El presidente interino de Perú, José Jerí, quedó envuelto en una polémica tras la revelación de al menos dos reuniones clandestinas con un empresario chino en escenarios tan insólitos como fuera de protocolo: un restaurante de comida chino-peruana de madrugada y un mercado clausurado horas antes por autoridades municipales.
La controversia estalló luego de que medios locales difundieran imágenes y detalles de encuentros que nunca fueron incluidos en la agenda oficial de la Presidencia. Según revelaciones periodísticas, Jerí se reunió a finales de diciembre y comienzos de enero con Zhihua “Johnny” Yang, un empresario chino con intereses en sectores estratégicos.
Los encuentros
Las citas no solo se realizaron fuera de los canales institucionales, sino que además tuvieron características que las volvieron particularmente llamativas para la opinión pública.
El primer episodio ocurrió el 26 de diciembre, cerca de la medianoche, cuando Jerí llegó encapuchado a un chifa (restaurante de comida tusán) propiedad de Yang. El detalle no pasó inadvertido: el mandatario arribó en un vehículo oficial y con escoltas, pero cubriéndose para no ser reconocido. Inicialmente, Jerí aseguró que había sido invitado para conversar sobre los preparativos del Día de la Amistad entre China y Perú. Más tarde, reconoció que también estuvo presente su ministro del Interior, Vicente Tiburcio, lo que elevó el perfil político del encuentro.

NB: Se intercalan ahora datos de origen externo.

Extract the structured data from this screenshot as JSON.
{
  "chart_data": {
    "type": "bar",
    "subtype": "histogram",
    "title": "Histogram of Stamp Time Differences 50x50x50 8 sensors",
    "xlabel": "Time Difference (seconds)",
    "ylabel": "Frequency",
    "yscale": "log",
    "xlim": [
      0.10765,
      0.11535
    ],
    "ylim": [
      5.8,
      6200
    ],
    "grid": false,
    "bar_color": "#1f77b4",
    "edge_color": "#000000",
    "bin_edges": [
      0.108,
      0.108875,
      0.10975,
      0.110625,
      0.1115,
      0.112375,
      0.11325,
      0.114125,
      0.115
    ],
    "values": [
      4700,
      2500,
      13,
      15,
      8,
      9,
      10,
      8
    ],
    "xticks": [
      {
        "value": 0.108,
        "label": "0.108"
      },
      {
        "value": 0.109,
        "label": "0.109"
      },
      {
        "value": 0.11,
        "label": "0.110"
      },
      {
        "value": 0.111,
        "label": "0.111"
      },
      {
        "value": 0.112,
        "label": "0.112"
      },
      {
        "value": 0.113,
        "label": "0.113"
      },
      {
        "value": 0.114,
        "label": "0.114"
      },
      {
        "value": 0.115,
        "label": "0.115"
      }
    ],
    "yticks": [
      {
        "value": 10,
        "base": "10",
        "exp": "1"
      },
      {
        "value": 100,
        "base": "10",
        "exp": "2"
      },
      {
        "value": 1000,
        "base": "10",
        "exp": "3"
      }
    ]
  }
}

El segundo encuentro fue todavía más llamativo. El 6 de enero, Jerí llegó al atardecer, con lentes de sol, a una tienda de productos chinos ubicada en una zona concurrida del centro de Lima, cerca del barrio chino. El dato que terminó de encender las alarmas: el local había sido clausurado ese mismo día por autoridades municipales. Las cámaras de seguridad muestran al presidente interactuando por teléfono con gesto ofuscado, bajo la mirada y sonrisa cómplice del empresario. En esta ocasión, Jerí vestía una campera de aviador de la Fuerza Aérea del Perú, con su apellido bordado en el pecho, una imagen que rápidamente se viralizó.
Sospechas por posibles contratos sin licitación
Según el semanario Hildebrandt en sus trece, la reunión en el restaurante habría tenido como objetivo tratar un posible contrato para instalar cámaras de vigilancia en autobuses de transporte urbano, que se adjudicaría sin concurso público, aprovechando el contexto de emergencia por la inseguridad y el avance del crimen organizado.